Cell therapy involves, as I am told, the injection of dermal papilla (I think) cells into follicles to regrow hair shafts no longer growing and to reverse miniaturization. This would amount, if clinically applicable, to a surgical cure for baldness.

 

Dr. Unger began human studies at the University of Toronto earlier this year. He had initially injected DP cells into the human arm to look for side effects, found none, and now has injected DP cells into the scalps of his study patients to see how it works. According to another hair loss site, Unger's assistant says the results have been "excellent". That is probably a very subjective term in the context of science, so I would doubt it means they have reached or know they are capable of reaching their end goal.

 

Dr.

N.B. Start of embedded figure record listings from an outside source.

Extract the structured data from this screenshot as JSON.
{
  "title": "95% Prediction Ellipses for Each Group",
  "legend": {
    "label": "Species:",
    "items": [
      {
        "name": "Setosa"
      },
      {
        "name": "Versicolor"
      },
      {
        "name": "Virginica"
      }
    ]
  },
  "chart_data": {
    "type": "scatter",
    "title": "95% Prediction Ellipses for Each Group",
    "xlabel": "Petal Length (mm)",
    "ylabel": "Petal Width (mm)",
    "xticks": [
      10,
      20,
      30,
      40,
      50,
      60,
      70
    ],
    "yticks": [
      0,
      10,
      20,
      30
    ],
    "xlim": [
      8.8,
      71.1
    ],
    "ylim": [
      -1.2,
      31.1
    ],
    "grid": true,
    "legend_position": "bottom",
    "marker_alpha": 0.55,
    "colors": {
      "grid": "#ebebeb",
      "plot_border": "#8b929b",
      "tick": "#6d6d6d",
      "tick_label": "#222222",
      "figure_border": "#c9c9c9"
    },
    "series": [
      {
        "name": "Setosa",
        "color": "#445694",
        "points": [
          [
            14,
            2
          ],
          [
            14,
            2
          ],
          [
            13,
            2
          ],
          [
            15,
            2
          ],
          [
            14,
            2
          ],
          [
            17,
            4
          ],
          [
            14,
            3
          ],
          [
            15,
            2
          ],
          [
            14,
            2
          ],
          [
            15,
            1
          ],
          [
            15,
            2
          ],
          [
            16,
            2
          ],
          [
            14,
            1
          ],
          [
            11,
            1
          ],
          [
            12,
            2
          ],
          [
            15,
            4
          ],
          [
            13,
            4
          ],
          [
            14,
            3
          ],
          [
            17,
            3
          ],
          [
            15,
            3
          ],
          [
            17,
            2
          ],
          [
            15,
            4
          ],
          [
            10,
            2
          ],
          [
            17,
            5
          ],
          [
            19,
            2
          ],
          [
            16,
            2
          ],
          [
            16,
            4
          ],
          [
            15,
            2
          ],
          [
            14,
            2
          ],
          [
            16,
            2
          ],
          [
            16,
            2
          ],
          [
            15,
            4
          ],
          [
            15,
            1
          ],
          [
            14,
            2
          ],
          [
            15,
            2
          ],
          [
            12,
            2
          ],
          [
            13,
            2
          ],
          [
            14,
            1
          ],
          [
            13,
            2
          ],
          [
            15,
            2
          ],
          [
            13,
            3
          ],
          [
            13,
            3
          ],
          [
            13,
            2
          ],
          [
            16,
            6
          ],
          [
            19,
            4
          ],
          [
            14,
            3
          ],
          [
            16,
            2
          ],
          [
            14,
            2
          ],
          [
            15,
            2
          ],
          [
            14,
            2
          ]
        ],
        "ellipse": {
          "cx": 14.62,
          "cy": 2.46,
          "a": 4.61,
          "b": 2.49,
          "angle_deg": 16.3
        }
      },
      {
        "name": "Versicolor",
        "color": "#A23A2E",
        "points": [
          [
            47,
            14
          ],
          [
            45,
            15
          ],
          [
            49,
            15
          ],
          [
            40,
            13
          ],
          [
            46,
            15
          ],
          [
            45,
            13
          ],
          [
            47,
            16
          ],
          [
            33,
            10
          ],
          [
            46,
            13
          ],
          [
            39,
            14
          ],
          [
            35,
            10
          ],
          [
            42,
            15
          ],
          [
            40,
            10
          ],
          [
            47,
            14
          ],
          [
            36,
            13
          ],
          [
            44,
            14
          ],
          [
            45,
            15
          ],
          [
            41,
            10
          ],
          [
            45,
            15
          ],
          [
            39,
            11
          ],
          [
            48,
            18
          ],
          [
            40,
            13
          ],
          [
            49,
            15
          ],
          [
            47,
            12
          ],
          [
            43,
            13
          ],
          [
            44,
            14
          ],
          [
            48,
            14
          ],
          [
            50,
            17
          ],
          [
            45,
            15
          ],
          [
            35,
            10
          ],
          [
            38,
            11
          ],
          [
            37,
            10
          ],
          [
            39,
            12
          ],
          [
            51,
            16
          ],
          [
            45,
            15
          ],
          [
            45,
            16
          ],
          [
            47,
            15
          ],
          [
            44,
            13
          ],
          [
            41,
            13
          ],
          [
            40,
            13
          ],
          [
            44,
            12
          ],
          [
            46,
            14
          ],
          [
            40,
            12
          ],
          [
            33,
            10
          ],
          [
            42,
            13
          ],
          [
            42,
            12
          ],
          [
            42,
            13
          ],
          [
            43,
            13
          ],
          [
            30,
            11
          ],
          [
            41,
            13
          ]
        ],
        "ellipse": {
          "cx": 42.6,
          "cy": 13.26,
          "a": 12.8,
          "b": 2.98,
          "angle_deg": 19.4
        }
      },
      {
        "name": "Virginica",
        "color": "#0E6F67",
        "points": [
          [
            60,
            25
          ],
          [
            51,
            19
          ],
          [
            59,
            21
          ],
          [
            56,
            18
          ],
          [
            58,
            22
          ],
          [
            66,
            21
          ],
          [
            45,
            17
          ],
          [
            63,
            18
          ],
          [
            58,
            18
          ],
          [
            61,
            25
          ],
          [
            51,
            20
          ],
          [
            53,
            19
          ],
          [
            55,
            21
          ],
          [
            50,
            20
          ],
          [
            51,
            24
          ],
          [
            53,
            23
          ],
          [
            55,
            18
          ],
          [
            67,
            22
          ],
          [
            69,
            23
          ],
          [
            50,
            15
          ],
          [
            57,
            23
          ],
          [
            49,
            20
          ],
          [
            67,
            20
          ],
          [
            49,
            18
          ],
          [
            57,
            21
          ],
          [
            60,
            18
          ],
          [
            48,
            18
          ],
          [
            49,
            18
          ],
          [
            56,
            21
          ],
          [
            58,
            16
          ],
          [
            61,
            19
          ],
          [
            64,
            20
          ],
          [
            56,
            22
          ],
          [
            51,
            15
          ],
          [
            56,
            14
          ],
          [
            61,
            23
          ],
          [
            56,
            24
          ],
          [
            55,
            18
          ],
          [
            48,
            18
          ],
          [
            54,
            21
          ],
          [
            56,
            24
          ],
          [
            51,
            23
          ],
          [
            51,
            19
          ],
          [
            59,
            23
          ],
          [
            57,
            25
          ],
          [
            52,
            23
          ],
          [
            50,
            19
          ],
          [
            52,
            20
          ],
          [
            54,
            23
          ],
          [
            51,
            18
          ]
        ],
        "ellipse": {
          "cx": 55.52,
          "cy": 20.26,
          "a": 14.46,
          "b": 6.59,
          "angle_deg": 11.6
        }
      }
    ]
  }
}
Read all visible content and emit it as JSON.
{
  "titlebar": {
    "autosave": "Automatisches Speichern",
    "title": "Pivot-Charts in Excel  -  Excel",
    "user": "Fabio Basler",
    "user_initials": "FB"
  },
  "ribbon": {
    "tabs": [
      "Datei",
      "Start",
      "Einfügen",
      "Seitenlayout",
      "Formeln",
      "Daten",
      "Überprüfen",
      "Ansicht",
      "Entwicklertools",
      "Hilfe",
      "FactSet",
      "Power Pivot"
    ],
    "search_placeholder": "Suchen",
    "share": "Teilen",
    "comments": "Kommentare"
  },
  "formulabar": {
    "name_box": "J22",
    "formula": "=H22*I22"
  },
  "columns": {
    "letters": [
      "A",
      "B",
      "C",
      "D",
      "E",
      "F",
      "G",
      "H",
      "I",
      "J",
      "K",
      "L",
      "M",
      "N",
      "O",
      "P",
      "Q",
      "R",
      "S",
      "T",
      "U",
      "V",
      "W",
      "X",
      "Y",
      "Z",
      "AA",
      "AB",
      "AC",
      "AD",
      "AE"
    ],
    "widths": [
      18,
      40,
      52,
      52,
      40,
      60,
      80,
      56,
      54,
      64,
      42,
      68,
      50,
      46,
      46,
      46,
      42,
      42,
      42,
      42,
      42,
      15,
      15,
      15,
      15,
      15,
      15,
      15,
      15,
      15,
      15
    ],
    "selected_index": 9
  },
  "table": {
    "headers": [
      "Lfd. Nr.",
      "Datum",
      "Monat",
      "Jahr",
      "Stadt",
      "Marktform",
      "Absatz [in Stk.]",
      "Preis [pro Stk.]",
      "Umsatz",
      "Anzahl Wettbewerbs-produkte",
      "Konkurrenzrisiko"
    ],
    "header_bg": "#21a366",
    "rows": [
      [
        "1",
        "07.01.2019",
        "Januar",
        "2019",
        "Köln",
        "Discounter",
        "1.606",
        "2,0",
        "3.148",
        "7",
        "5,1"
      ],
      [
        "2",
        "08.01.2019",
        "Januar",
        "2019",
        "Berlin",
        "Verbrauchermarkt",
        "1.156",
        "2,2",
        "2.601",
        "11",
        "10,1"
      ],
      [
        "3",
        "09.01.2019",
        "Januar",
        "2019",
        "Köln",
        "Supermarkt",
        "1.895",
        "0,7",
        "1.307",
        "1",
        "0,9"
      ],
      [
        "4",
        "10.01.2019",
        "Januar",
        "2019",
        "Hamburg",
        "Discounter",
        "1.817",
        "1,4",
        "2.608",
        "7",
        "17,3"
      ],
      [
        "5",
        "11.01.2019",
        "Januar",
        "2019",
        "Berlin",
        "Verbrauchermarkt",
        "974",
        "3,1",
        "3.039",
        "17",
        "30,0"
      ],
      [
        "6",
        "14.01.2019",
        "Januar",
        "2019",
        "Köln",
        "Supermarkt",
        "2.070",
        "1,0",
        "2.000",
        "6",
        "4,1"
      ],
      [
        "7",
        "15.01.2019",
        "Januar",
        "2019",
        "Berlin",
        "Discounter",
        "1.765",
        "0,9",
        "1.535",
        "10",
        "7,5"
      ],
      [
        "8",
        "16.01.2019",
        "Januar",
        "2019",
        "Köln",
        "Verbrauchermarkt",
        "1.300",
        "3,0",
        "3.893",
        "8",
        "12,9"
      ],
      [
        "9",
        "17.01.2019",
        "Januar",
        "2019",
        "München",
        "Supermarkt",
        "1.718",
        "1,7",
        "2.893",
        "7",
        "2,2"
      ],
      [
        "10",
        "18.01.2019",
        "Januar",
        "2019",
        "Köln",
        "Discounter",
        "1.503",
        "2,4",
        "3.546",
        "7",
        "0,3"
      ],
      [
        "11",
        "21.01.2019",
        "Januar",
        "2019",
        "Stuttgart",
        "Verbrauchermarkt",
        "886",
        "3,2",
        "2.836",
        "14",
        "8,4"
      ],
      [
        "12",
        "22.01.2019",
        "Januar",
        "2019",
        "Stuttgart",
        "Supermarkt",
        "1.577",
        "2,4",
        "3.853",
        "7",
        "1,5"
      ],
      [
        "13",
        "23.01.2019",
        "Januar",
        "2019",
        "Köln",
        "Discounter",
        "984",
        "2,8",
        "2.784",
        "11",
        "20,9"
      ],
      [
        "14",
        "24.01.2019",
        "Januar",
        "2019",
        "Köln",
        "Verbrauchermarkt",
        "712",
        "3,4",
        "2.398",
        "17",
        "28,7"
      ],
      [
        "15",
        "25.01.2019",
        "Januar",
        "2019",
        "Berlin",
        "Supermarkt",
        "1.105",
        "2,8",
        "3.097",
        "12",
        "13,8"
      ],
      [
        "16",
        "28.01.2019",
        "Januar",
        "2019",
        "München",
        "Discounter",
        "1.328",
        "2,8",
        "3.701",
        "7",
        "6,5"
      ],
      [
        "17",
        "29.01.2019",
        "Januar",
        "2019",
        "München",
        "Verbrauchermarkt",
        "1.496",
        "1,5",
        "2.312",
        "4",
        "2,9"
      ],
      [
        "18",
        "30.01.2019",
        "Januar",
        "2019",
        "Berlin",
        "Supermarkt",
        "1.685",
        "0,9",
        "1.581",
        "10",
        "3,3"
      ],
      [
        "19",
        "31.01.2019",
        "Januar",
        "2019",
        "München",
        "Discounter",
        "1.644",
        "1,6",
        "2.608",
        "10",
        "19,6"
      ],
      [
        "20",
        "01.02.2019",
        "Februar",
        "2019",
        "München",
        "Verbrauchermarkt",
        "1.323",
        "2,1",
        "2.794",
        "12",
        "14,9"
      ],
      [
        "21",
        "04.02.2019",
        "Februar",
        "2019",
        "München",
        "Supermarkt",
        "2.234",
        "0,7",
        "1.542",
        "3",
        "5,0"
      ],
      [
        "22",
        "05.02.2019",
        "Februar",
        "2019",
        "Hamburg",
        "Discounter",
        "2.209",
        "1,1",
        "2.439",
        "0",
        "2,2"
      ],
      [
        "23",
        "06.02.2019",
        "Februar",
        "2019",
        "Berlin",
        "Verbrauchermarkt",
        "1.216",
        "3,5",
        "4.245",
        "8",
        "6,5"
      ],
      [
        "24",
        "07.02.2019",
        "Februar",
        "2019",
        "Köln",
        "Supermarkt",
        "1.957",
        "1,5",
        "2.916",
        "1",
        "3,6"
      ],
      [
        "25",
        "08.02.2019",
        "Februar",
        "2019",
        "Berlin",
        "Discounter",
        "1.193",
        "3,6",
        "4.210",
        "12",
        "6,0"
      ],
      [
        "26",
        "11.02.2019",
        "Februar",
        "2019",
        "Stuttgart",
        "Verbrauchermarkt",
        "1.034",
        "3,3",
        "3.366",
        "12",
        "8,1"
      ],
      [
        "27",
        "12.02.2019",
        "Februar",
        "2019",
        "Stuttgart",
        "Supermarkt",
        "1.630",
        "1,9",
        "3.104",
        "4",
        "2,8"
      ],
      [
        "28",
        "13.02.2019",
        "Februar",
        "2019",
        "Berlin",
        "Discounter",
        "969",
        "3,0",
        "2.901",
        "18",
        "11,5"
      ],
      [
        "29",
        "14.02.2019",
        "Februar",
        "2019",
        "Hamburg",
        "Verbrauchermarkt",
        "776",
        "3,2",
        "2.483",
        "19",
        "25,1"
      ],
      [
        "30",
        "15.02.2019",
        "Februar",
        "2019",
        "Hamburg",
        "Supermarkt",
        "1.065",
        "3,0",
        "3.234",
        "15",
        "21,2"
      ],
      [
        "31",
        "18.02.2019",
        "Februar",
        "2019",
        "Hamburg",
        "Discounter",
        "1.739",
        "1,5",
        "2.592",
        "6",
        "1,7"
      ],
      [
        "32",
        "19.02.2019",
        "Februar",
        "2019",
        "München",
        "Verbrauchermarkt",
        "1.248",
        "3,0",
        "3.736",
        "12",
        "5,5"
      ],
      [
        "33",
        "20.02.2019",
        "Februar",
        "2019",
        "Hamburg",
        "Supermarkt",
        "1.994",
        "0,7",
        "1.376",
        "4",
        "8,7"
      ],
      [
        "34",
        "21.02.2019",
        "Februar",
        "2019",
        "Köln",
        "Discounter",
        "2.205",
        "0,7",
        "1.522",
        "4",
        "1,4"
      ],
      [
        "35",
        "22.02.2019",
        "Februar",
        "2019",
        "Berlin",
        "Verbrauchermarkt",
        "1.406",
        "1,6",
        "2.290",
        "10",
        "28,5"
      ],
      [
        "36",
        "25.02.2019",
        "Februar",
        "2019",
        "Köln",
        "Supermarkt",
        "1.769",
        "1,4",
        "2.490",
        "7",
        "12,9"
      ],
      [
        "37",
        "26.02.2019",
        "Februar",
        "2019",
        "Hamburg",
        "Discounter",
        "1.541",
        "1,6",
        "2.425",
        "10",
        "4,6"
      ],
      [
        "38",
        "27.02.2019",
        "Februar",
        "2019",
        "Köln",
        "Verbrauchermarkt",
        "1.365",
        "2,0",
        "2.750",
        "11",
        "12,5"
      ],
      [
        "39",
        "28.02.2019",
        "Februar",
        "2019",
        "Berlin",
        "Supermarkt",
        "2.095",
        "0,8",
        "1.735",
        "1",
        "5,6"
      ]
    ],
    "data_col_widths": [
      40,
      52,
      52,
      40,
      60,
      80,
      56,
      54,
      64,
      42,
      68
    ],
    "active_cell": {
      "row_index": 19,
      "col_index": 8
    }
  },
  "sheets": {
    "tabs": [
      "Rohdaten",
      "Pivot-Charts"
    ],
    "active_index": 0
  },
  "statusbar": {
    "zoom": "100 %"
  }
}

Unger should be updating his website early next year to account for his progress. There has also been some discussion stemming from another researcher who talked to Spencer Kobren that led Kobren to state on his show that new technologies may be forthcoming in the next two years. He was not referring to Dr. Unger.

 

So there is a lot in the pot, so to speak. Anyone who reads this should be careful not to assume any clinical application is necessarily around the corner, although it is rather encouraging. Personally, I feel an available improvement, be it cell therapy or hair cloning, is five years away. That's my own personal guess, I can't say it's a perfectly educated one because I don't know all the research efforts being made.

 

I encourage anyone considering a transplant to take all these things into consideration, do your research on these new technologies, and decide for yourself how it will affect or not affect your thinking about having a transplant.